A lady of mass 80 kg stands on a weighing machine inside an elevator. Find the readings of the weighing machine when;

( i ) the lift moves up at a constant speed of 8 m/s

( ii ) the lift goes down at a constant acceleration of 4 ms-2

( iii ) the lift moves up with a constant acceleration of 4 ms-2

( iv ) the wires holding the lift break causing the lift to crash down.

$\Huge{\mathfrak{\blue{\underline{SOLUTION}}}}$

Given,

m = 80 kg, g = 10 ms-2

( i ) When the elevator moves up at a uniform speed, its acceleration is 0.

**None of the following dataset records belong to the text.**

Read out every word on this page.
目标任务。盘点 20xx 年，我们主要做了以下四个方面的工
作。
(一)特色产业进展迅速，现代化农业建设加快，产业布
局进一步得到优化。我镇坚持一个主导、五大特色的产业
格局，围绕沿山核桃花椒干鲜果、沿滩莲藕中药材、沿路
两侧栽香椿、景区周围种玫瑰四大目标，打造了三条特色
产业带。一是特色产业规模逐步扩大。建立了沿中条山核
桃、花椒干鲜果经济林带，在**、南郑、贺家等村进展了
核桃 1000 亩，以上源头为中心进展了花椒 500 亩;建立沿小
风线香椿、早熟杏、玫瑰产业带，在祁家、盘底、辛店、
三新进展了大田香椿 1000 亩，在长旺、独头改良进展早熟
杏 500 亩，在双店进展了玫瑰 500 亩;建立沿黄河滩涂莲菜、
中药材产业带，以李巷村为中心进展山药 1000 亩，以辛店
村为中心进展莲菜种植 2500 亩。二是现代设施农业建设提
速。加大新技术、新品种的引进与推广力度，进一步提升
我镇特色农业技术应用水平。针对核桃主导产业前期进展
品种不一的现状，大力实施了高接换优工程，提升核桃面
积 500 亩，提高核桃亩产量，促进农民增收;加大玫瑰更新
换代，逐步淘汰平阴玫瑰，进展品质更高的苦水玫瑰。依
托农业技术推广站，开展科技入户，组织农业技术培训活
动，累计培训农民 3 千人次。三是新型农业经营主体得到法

According to Newton’s second law of motion, the equation can be written as:

R – mg = ma

R = mg = 80 x 10 = 800N

Thus, the reading = 800/g = 80 kg

( ii ) Lift goes down at, a = 4ms-2

According to Newton’s second law of motion, the equation can be written as:

R +ma = mg

R = m (g –a) = 80 (10 – 4)

= 480 N

Thus, the reading = 480 / 10 = 48 kg

( iii ) Lift goes up at, a = 4 ms -2

According to Newton’s second law of motion, the equation can be written as:

R – mg = ma

R = m (g + a) = 80 (10 + 4)

= 1120 N

Thus, the reading = 1120/10 = 112kg

( iv ) When the lift crashes down freely , a = g

According to Newton’s second law of motion, the equation can be written as:

R + mg = ma

R = m (g – g) = 0. Thus, under a free fall condition the lady will be in a state of weightlessness.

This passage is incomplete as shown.